The Idaho House is pushing pause on a bill that would outlaw a practice known to critics as "ballot harvesting."
Ballot harvesting, or what some call ballot collecting, is when you fill out an absentee ballot, sign it and then give it to someone else to drop off at an official collection point.
Healthcare workers in Idaho, for instance, did this for patients who were unexpectedly hospitalized on Election Day last year.
The bill would make it a felony to do so if enacted. Family members could only drop off two ballots at a time.
“We are trying to prevent with this bill Idaho going down the road that other states have gone down,” said House Majority Leader Mike Moyle (R-Star), who sponsors the bill. “Do we have a problem today? Maybe not. But let’s fix it before we do.”
Moyle referenced last year’s presidential election – the results of which Trump allies have baselessly argued were illegal. As of last month, courts had rejected more than 60 attempts in states across the country to overturn the election results.
Debate over the proposal showed fault lines within the House’s Republican supermajority.
House Majority Caucus Chair Megan Blanksma (R-Hammett) explained that her closest polling location had been closed last November due to consolidation. Her family, which includes her husband and two adult children, all received absentee ballots at their home 20 miles outside of Hammett.
Not trusting that the U.S. Postal Service would deliver their ballots to the Elmore County Clerk’s office by the deadline, she chose a different option.
“You send your kid. If there’s any possible way of getting out of that trip into town you’re going to take it because your kid has a driver’s license,” Blanksma said.
“With this legislation, my daughter’s a felon. A 20-year-old kid is a felon.”
Moyle acknowledged that reality.
“So, you have to make two trips to the post office. I understand that concern,” he said. “But you know what, voting shouldn’t be easy.”
Other Republicans who said they supported the concept of barring ballot harvesting had concerns similar to those of Blanksma.
Two legislators on opposite sides of the political spectrum – Rep.
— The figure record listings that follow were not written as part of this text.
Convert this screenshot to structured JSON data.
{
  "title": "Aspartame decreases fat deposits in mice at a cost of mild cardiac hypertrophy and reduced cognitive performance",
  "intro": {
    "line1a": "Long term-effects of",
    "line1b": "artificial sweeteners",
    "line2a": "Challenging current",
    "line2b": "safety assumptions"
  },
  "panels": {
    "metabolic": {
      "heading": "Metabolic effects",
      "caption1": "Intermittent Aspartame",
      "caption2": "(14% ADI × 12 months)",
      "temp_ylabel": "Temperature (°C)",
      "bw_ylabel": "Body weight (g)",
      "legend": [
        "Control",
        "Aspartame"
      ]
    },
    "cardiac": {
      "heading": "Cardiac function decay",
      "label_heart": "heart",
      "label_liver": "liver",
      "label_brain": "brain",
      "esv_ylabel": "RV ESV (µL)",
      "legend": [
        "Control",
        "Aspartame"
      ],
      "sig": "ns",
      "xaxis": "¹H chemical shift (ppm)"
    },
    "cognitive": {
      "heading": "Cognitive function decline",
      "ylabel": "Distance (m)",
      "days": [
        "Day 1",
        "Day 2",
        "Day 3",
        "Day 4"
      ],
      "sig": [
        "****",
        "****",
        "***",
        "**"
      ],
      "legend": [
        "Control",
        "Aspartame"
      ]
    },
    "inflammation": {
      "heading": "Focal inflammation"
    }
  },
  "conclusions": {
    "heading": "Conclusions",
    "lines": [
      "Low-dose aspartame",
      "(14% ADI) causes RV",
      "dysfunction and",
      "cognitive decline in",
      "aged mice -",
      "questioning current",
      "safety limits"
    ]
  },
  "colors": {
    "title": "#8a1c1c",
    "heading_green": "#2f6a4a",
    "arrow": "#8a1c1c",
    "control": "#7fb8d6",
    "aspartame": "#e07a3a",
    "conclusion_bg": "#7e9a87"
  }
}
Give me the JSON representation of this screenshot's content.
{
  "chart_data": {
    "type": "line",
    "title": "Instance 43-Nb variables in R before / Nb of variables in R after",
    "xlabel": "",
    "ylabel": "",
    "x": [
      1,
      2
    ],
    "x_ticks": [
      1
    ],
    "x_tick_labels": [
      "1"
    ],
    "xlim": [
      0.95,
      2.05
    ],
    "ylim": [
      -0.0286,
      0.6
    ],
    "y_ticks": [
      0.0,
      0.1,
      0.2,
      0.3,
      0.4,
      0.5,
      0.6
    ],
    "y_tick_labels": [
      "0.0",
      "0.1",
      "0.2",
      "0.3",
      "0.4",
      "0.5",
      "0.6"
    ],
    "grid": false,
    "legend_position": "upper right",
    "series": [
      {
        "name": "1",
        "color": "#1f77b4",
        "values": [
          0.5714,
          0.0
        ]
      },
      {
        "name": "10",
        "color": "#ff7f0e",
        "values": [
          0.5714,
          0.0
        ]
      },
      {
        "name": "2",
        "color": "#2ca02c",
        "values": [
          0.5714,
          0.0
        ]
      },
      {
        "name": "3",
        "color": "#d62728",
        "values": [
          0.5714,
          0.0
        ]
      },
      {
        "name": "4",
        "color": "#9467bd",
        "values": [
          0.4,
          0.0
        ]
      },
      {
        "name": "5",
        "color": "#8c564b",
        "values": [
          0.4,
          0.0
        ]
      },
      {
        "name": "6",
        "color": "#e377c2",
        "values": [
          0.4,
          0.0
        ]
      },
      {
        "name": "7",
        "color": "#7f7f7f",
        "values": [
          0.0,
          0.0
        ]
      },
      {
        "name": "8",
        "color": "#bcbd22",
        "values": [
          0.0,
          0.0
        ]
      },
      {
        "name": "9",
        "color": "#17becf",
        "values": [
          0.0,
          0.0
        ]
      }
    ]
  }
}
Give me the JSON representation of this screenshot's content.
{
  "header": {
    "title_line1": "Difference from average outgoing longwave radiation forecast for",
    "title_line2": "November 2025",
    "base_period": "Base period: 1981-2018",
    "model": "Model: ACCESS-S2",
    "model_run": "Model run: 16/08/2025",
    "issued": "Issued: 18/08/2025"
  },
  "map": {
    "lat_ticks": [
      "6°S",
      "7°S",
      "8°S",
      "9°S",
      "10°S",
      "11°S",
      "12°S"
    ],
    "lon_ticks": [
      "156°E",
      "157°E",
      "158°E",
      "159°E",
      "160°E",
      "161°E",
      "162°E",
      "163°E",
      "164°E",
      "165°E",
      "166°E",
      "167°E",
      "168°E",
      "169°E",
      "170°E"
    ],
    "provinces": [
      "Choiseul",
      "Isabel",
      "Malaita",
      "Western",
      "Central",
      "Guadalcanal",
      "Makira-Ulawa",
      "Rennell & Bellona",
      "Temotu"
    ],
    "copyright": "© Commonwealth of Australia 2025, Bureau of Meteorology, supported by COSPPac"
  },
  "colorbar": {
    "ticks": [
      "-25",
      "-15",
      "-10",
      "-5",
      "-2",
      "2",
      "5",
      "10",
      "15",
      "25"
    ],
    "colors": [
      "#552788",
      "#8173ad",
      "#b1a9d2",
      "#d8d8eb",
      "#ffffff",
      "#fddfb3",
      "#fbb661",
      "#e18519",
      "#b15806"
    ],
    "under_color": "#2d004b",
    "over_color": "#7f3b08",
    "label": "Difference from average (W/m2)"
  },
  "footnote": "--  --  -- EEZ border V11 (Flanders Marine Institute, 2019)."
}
Tammy Nichols (R-Middleton) and House Minority Leader Ilana Rubel (D-Boise) both said they had dropped off ballots this past election cycle as a service to their constituents.
Rubel argues any kind of voter fraud that might happen when someone other than the voter drops off their ballot is already a felony under Idaho law.
“Their ballot is their property – arguably one of the most sacred pieces of property in our democracy – and if they want to ask a trusted friend or neighbor to drop it off for them, that should be their freedom and their right,” she said.
Noting that the Idaho legislature has more than a month left before it’s scheduled to adjourn, Blanksma pleaded with her colleagues to revise the bill.
“Let’s stop it, let’s redraft, let’s do it right.”
House lawmakers didn’t vote on the issue Thursday, though they could amend the bill at a later date.